Regardless, for any director to point at a single film (that he didn't make) and say "they made me fail!" is patently ridiculous. I'd sooner believe that his project is weighed down by failures in his own script, previous movies in the same series (IMDB reports the '81 effort as breaking even on video sales, and its fans routinely ridicule the 2000 film), or cultural norms not accepting that kind of work. Bonus points for all three in this case.
Was there fantasy porn anywhere in Heavy Metal? Even "animated erotica" seems like a bit of a stretch. It's been a while, but IIRC you saw a few pairs of titties, and that was it. Lots of violence, some drug use, and crazy action, and a few seconds of boobie shots make a film "porn" in your mind? Man, maybe we're as screwed up as the Europeans say we are.
Well, let's check your memory... Here's IMDB's content advisory for the movie:
Every adult woman featured in film is topless at one point.
Four animated scenes of sex with clear nudity, including exposed female pubic regions.

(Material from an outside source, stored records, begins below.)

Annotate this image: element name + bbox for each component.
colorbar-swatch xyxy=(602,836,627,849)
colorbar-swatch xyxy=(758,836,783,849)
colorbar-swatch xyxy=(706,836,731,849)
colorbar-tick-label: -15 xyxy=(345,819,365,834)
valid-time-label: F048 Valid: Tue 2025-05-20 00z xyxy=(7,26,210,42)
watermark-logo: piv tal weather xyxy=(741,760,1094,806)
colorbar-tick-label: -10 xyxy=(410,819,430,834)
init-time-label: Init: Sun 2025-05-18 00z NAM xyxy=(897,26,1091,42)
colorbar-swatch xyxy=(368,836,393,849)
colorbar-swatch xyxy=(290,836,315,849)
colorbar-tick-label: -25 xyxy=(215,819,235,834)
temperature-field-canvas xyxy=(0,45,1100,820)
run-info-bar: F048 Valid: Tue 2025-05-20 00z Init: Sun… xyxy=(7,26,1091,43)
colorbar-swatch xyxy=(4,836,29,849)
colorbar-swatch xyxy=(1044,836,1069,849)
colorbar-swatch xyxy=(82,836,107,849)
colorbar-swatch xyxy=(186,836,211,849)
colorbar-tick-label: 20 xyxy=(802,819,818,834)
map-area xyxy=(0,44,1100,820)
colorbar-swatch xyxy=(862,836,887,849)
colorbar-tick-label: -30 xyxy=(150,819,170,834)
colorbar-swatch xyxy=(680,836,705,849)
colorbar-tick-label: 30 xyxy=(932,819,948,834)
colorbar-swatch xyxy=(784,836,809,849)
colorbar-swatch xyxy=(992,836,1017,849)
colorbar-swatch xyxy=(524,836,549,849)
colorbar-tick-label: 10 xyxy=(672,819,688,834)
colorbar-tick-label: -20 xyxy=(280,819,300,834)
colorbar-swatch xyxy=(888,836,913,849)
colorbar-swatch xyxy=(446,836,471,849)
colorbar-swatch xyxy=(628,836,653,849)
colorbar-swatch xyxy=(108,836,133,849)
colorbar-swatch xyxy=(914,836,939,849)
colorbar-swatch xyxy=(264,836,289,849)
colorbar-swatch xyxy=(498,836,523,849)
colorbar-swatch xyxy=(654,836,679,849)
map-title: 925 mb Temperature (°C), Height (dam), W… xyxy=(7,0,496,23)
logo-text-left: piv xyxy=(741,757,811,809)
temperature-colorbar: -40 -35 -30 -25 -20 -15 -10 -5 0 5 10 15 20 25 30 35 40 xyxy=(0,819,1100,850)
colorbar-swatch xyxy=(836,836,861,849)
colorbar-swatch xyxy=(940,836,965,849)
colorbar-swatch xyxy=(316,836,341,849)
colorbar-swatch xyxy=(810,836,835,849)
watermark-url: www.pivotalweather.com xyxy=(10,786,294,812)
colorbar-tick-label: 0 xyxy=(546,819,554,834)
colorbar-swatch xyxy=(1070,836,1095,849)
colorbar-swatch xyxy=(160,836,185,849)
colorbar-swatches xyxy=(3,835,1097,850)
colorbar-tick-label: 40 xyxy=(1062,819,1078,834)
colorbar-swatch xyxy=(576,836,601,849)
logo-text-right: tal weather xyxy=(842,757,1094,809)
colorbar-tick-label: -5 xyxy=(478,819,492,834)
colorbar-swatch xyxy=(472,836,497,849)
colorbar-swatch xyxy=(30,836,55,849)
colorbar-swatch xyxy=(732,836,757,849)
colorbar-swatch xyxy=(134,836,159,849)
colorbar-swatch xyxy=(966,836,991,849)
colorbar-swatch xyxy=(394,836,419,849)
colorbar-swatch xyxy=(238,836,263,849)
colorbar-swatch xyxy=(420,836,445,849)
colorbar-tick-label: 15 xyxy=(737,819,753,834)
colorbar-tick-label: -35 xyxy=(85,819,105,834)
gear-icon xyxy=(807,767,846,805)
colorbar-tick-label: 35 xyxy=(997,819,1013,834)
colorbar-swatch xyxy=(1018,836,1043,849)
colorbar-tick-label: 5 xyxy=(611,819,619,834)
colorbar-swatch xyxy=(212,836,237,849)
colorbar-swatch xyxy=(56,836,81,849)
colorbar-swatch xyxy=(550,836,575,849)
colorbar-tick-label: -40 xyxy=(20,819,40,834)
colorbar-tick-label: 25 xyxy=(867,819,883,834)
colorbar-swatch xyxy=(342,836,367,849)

The 1st segment of the film shows a red head woman and taxi driver at his home have sex. It shows full breasts, nipples, a very exposed vagina. They have graphic sex and orgasm.
Male genitalia featured as well throughout the film.
Perhaps my Pornometer's a bit sensitive, but I think that qualifies. I'm not an expert, but I think that list would have trouble passing the MPAA standard for R rating. For what it's worth, on my personal scale "erotic" starts before the clothes come off, and switches to "porn" when sexual acts are shown on-screen (ie. the purpose of the scene is "let's watch them have sex"), YMMV.
Further, IMDB lists Heavy Metal in the following genres: Animation | Action | Adventure | Comedy | Crime | Fantasy | Horror | Sci-Fi
So there's your fantasy, too.
PS - in the four minutes between your posts did you forget that you had already responded to me?